Brian continues to create. In 2007, over the strenuous objections of his wife, he purchased a bucket truck to allow him to paint from the truck. “It is important, literally as well as figuratively, to see things from differing viewpoints. And it was painting from this truck that came to me this great revelation: the human visual field is spherical in sensation,” the artist exclaimed. While the ground cuts off half of our visual sphere, being 30 feet up he realized that he could curve a painting surface, breaking away from flat and rectilinear formats and create a unique spherical visual sensation. Brian asserts, “the fast prototyping of a hastily scrawled sketch, scissor into a irregular curving shape, bent into a curve and held up to my eyes, convinced me this was a remarkable discovery. The sensation of presence, space and depth were astonishing, far more than any flat image could convey. And it is this sensation of presence after all, that is the first goal of all representational art.” Brian named this new style of painting parabolic painting, and has never looked back: a museum show, a bilingual book, an unprecedented art installation on the famous balconies of the World Heritage Kiyomizu Temple in Kyoto, and a backlog of commissions.

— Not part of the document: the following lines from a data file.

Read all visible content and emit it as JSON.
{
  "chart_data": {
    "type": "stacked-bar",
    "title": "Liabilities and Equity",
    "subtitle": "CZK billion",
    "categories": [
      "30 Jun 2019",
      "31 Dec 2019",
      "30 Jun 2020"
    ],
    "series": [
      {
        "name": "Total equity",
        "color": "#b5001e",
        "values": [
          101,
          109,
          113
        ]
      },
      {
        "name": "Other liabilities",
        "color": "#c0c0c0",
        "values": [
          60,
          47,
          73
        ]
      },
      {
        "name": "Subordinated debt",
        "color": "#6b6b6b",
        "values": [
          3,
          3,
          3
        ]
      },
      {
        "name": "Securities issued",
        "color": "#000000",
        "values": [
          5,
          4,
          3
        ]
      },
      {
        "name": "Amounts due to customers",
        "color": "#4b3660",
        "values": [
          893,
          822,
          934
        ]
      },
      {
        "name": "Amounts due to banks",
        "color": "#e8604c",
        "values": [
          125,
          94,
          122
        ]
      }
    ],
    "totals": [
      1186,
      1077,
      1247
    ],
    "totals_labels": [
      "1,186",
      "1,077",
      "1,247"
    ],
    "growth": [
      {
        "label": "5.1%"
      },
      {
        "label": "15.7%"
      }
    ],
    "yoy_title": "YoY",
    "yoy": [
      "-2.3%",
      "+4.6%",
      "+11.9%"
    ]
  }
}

Without the attitudes of eclectic cross-disciplinary investigation, self-directed effort, and fierce independence, which CCS helped me to develop, I would never have come this far, and I am grateful.

- Brian Williams

Brian and his wife live in a 400-year old restored farm outside of Osaka, Japan and are parents of 3 adult daughters.

He provides this advice to current and future students:

  • Don’t let preconceptions or perceptions of difficulty defeat you before you even get started.
  • Progress and innovation in human societies are like a sea urchin. The point is that most people image progress and innovation to be advancing along some kind of linear unidirectional straight line. Progress is moving outward not only in 360 directions (that’s still flat thinking) but in radially out in every possible direction. Cue interdisciplinary study and eclectic mix and match approaches, and a whole world of possibilities emerge.
  • People often tell you to “think outside the box." It’s important to remember that boxes are basically structures of straight lines. If you’re not breaking free of linear thinking, you’re not really outside of the box yet.
  • Meaning in Life is not something you go out and find. It is something you make and thus give to your life, not once, but on an ongoing basis, as long as you live. 
  • Everything is interesting.
  • You won’t get much done in human society without a strong social network, and those take care and feeding. Reciprocity is important.